789 Lena

Discovery
- Discovered by: G. Neujmin
- Discovery site: Simeiz Obs.
- Discovery date: 24 June 1914

Designations
- Pronunciation: /ˈleɪnə/
- Named after: Elena Neujmina (discoverer's family)
- Alternative designations: 1914 UU · 1970 CE
- Minor planet category: main-belt · (middle)

Orbital characteristics
- Epoch 16 February 2017 (JD 2457800.5)
- Uncertainty parameter 0
- Observation arc: 81.69 yr (29,837 days)
- Aphelion: 3.0817 AU
- Perihelion: 2.2907 AU
- Semi-major axis: 2.6862 AU
- Eccentricity: 0.1472
- Orbital period (sidereal): 4.40 yr (1,608 days)
- Mean anomaly: 110.02°
- Mean motion: 0° 13^{m} 26.04^{s} / day
- Inclination: 10.781°
- Longitude of ascending node: 232.62°
- Argument of perihelion: 44.006°

Physical characteristics
- Dimensions: 20.56±0.34 km 22.483±0.306 23.871±0.162 km 24.18 km (calculated)
- Synodic rotation period: 5.84239±0.00001 h 5.848±0.001 h 5.85±0.05 h 22 h
- Geometric albedo: 0.10 (assumed) 0.1373±0.0147 0.153±0.028 0.186±0.007
- Spectral type: SMASS = X · M · X
- Absolute magnitude (H): 10.47±0.60 · 10.9 · 11.2

= 789 Lena =

Main-Belt Asteroid

789 Lena, provisional designation ', is a metallic asteroid from the middle region of the asteroid belt, approximately 24 kilometers in diameter. It was discovered on 24 June 1914, by Soviet–Russian astronomer Grigory Neujmin at Simeiz Observatory on the Crimean peninsula, and named after the discoverer's mother.

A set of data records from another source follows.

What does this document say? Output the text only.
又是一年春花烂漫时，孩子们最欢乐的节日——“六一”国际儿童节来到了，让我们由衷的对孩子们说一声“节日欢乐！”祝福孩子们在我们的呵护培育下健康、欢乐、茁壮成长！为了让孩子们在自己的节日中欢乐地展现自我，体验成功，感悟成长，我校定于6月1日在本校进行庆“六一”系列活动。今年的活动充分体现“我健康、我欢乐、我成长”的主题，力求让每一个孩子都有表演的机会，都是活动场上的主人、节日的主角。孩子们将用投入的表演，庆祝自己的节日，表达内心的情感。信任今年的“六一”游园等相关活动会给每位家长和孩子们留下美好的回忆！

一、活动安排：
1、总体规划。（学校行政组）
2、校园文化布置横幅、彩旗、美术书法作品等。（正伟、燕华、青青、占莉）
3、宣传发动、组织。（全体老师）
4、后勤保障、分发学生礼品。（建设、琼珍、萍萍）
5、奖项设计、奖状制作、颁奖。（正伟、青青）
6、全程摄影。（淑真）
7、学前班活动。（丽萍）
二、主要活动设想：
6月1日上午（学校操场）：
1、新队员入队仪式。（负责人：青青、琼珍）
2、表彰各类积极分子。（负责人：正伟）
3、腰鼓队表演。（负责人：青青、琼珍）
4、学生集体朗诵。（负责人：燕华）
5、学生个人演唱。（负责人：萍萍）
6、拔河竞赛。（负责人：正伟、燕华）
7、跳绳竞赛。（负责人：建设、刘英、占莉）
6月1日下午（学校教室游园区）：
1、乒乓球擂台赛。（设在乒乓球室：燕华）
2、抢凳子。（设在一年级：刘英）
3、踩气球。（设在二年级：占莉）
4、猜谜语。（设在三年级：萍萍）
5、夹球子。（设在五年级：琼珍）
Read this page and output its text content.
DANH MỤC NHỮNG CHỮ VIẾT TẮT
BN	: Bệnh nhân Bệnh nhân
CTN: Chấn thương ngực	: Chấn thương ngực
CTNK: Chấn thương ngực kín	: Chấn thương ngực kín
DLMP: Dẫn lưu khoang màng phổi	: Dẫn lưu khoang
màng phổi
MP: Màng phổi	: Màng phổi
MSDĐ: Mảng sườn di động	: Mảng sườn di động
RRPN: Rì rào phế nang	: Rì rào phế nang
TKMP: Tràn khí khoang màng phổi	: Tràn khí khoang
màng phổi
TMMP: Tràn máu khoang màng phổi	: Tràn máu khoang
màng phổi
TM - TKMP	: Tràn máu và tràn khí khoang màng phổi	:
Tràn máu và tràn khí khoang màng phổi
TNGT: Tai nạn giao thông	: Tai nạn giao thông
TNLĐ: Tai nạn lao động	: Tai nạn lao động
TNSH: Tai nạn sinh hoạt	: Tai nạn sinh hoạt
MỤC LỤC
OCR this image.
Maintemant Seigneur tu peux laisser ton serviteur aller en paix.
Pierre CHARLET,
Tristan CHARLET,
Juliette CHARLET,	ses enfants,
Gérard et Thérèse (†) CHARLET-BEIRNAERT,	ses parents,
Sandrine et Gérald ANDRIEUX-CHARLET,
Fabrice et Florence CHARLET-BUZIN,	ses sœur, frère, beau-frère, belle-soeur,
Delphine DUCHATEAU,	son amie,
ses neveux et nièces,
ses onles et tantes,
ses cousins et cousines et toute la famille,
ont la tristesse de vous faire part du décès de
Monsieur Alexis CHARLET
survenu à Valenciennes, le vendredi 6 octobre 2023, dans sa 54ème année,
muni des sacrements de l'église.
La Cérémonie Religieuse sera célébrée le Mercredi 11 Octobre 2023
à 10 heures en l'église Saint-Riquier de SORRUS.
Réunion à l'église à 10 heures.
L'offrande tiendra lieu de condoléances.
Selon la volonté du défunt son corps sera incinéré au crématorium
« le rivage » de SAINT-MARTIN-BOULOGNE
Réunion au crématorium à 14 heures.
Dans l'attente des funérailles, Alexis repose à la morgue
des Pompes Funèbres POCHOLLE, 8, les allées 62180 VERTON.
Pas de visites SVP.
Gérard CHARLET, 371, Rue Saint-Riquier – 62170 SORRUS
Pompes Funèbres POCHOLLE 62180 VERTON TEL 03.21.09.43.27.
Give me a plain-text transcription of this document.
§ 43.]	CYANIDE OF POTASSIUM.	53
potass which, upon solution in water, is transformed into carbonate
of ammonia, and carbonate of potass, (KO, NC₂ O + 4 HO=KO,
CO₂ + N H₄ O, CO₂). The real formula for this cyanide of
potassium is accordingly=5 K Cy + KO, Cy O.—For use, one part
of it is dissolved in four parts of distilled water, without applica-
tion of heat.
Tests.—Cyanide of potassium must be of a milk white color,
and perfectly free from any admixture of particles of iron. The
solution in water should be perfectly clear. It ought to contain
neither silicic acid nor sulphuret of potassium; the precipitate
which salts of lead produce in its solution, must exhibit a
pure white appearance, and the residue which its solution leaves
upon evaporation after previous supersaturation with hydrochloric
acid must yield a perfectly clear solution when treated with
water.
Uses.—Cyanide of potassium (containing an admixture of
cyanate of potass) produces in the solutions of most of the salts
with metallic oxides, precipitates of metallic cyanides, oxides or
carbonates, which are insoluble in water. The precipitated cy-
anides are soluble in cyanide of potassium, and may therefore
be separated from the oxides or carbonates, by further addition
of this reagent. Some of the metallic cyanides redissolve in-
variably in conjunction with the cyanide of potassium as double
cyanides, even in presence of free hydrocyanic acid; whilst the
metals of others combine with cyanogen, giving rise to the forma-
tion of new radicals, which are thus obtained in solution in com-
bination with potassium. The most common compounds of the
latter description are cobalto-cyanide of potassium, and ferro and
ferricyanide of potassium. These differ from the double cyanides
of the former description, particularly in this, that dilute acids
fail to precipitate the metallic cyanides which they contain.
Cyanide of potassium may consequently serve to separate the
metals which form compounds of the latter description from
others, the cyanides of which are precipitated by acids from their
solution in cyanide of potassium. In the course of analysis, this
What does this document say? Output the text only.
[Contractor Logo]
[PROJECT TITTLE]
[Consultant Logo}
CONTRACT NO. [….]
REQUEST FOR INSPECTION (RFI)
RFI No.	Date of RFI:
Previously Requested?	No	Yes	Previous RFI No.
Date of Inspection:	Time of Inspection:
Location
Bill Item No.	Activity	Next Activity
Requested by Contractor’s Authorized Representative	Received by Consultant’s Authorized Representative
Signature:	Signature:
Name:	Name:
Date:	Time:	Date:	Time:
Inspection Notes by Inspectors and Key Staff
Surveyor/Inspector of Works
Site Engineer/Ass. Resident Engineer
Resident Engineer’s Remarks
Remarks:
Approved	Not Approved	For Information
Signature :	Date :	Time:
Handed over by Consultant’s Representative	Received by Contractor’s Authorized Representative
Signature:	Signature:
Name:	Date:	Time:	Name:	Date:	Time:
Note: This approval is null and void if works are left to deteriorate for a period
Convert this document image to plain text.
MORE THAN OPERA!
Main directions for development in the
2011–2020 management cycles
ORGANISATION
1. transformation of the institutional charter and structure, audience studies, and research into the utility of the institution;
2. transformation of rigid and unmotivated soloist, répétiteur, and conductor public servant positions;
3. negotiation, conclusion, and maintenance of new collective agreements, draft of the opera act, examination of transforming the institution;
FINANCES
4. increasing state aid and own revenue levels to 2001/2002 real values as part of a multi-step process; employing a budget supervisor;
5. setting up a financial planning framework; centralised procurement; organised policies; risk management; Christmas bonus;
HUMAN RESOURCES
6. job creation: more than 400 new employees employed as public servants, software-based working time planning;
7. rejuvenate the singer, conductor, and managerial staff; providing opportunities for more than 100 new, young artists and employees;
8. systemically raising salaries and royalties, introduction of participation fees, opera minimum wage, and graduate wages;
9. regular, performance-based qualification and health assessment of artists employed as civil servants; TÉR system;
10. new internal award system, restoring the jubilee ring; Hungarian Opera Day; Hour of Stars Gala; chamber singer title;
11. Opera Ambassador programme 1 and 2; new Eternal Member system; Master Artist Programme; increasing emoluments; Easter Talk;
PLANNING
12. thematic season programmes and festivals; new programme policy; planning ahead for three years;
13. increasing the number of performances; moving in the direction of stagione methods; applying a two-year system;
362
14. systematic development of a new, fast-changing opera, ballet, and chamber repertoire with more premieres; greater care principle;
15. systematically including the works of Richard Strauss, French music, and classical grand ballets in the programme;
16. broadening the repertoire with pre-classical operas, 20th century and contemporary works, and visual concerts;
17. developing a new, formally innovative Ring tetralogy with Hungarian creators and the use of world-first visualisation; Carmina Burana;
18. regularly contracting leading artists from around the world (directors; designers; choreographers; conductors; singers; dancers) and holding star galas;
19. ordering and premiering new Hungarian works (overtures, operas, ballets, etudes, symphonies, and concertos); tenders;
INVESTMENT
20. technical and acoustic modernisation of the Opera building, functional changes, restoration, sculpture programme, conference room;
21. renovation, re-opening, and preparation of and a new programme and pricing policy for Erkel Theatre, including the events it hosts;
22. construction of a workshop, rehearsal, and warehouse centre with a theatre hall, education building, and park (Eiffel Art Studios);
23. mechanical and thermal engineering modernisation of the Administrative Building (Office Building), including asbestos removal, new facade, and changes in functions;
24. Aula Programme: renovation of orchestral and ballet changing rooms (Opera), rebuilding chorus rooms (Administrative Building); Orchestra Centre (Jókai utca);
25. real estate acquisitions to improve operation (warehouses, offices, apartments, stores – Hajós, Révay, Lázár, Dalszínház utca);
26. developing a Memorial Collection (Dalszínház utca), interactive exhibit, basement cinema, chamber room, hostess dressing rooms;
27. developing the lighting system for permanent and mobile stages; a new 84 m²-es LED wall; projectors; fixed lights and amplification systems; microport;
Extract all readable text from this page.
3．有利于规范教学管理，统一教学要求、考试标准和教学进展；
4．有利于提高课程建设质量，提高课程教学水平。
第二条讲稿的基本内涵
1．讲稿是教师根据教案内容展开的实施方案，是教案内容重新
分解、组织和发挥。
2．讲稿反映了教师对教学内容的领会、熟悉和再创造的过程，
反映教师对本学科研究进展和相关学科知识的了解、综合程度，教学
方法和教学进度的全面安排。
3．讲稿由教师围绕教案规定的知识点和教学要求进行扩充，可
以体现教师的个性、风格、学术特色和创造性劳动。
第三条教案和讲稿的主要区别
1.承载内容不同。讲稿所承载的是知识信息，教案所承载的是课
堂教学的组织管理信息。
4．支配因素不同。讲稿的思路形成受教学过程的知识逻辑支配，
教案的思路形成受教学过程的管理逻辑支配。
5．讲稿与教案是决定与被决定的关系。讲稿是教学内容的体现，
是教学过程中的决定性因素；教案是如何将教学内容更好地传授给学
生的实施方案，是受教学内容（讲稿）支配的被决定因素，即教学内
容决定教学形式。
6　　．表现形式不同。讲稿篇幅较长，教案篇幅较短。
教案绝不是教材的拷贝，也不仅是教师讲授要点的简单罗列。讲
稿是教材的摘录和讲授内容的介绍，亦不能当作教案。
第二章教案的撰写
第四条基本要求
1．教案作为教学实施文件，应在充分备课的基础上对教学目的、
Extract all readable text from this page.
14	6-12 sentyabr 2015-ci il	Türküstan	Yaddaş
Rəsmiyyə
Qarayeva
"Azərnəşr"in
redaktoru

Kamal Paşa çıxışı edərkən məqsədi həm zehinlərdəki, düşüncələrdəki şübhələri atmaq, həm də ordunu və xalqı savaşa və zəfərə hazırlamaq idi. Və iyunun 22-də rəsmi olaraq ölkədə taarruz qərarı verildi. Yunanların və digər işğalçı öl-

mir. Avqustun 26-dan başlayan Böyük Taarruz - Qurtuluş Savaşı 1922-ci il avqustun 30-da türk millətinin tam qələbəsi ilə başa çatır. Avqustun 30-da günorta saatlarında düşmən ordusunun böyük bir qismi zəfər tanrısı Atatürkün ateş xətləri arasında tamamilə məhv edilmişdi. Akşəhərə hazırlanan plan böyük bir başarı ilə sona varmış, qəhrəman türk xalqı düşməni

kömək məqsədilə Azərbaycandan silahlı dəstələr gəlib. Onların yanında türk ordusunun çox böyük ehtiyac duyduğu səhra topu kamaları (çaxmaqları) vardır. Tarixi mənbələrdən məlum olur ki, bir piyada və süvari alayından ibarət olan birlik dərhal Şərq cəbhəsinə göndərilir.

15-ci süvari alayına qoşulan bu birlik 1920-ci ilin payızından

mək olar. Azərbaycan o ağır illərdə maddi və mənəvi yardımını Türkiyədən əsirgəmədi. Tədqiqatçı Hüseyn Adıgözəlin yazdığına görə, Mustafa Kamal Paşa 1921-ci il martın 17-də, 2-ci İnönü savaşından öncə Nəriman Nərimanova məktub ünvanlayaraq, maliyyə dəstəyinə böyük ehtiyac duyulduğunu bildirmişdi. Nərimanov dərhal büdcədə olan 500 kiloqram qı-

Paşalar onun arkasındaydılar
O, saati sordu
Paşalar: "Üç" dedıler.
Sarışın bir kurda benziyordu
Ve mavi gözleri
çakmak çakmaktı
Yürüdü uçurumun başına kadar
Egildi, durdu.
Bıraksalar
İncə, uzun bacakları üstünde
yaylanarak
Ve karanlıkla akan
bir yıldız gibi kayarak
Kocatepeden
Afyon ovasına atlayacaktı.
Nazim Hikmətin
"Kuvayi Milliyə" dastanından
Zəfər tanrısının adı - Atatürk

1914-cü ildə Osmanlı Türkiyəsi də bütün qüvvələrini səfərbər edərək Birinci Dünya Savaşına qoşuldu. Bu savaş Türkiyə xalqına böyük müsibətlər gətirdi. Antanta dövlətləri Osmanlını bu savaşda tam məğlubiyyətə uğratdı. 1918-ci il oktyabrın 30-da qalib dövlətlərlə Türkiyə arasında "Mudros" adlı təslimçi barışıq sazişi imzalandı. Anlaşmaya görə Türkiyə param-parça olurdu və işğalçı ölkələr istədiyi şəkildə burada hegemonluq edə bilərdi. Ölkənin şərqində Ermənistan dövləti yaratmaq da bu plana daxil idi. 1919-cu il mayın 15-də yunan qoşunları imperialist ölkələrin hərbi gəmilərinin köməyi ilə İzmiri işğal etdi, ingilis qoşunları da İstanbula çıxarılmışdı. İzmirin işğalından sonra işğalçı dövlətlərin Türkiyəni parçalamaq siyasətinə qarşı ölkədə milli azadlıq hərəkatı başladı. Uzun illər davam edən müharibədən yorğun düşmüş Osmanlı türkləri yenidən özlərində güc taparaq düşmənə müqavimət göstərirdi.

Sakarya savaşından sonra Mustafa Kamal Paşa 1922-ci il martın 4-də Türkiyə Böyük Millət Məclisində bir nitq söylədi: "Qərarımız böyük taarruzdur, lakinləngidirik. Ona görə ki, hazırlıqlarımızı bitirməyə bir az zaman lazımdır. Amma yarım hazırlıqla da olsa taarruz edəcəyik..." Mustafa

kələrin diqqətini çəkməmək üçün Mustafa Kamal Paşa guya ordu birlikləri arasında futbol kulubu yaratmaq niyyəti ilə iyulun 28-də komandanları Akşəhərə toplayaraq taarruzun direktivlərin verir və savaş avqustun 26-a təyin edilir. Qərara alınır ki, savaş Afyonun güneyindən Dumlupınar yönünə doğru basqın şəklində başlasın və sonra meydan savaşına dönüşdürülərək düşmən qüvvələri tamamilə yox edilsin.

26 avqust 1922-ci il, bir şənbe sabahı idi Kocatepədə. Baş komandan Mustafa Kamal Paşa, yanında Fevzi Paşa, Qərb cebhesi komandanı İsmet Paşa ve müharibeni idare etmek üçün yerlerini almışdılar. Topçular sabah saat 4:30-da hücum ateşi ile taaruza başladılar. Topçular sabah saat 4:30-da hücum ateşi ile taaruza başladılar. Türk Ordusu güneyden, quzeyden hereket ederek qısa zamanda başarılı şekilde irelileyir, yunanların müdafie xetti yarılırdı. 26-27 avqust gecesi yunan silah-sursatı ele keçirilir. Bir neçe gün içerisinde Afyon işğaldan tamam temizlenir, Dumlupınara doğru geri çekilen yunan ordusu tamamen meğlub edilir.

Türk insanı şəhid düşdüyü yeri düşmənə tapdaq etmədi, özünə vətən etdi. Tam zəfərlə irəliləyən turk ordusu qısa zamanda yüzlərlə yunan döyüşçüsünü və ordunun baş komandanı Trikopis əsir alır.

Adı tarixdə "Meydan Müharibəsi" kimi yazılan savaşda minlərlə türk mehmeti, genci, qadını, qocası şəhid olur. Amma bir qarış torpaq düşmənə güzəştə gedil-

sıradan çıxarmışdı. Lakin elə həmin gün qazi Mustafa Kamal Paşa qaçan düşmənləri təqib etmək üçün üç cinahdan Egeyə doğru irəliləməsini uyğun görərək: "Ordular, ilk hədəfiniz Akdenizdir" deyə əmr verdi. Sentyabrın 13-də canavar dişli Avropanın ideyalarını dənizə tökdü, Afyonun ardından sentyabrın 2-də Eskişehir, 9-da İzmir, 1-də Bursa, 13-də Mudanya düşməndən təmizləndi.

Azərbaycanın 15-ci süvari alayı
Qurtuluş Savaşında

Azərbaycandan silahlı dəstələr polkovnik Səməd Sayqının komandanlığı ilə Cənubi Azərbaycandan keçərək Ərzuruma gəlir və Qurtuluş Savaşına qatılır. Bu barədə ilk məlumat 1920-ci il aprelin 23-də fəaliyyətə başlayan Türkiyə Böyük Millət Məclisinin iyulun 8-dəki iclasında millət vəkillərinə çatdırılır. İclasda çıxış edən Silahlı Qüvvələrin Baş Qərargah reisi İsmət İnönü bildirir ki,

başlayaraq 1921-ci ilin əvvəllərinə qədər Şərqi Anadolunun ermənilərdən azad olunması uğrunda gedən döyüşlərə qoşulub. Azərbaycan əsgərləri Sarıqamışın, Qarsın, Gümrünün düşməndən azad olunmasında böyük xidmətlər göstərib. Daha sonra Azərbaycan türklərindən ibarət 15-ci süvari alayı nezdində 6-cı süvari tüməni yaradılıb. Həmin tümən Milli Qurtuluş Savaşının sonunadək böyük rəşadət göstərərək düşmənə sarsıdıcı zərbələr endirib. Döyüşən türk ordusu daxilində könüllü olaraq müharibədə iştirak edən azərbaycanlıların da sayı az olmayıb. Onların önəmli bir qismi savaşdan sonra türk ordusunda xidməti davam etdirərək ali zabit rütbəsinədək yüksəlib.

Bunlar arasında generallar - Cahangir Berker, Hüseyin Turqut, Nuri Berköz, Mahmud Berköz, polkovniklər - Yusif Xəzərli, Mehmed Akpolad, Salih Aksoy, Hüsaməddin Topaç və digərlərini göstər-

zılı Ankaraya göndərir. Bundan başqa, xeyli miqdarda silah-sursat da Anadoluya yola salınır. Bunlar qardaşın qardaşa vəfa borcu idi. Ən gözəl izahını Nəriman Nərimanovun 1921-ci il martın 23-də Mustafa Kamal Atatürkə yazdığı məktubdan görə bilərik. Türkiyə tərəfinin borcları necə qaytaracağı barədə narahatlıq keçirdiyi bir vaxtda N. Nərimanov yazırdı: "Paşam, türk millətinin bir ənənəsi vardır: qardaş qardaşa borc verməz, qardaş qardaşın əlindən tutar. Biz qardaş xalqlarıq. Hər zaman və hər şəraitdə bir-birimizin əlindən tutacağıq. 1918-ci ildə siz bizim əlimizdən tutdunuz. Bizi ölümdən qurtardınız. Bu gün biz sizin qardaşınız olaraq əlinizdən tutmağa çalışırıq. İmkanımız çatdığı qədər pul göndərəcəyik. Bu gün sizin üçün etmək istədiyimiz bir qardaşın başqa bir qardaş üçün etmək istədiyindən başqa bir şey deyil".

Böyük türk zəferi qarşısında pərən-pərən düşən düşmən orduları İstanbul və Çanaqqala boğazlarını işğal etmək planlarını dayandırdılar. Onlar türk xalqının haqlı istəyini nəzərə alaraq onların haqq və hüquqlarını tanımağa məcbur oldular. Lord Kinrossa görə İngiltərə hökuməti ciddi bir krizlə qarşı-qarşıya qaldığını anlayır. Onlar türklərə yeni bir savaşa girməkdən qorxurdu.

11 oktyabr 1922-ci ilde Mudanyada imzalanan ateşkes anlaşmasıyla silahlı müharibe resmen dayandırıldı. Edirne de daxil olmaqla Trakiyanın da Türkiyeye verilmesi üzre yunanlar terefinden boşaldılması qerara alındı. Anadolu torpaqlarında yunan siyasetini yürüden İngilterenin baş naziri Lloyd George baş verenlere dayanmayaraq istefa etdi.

== Orbit and classification ==

Lena orbits the Sun in the middle main-belt at a distance of 2.3–3.1 AU once every 4 years and 5 months (1,608 days). Its orbit has an eccentricity of 0.15 and an inclination of 11° with respect to the ecliptic. Lenas observation arc begins with its first used observation made at Yerkes Observatory in 1935, or 21 years after its official discovery observation at Simeiz.

== Physical characteristics ==

In the SMASS taxonomy, Lena is an X-type asteroid. It has also been characterized as a metallic M-type asteroid by NASA's Wide-field Infrared Survey Explorer (WISE).

=== Rotation period ===

In August and September 2007, two reliable lightcurves were obtained by Italian astronomer Silvano Casulli and by members at the U.S.Oakley Observatory. Lightcurve analysis gave a period of 5.848±0.001 and 5.85±0.05 hours, with a brightness variation of 0.50 and of 0.40 magnitude, respectively (U=3/2+).

In 1993, a rotational lightcurve which was later proven incorrect, was obtained from photometric observations at the Félix Aguilar Observatory, Argentina. It gave an unusual lightcurve, indicating a very irregular shape and/or a relatively long rotation period of 22 hours with an exceptionally high amplitude of 1.5 in magnitude (U=0).

=== Diameter and albedo ===

According to the space-based surveys carried out by the Japanese Akari satellite and the NEOWISE mission of the WISE telescope, Lena measures between 20.6 and 23.9 kilometers in diameter, and its surface has an albedo of 0.137–0.186. The Collaborative Asteroid Lightcurve Link assumes a much lower albedo of 0.10 and calculates a diameter of 24.2 kilometer, as the lower the albedo (reflectivity), the larger a body's diameter, at a constant absolute magnitude (brightness).

== Naming ==

This minor planet was named in honor of Elena ("Lena") Petrovna Neujmina (1860–1942), mother of the discovering astronomer Grigory Neujmin.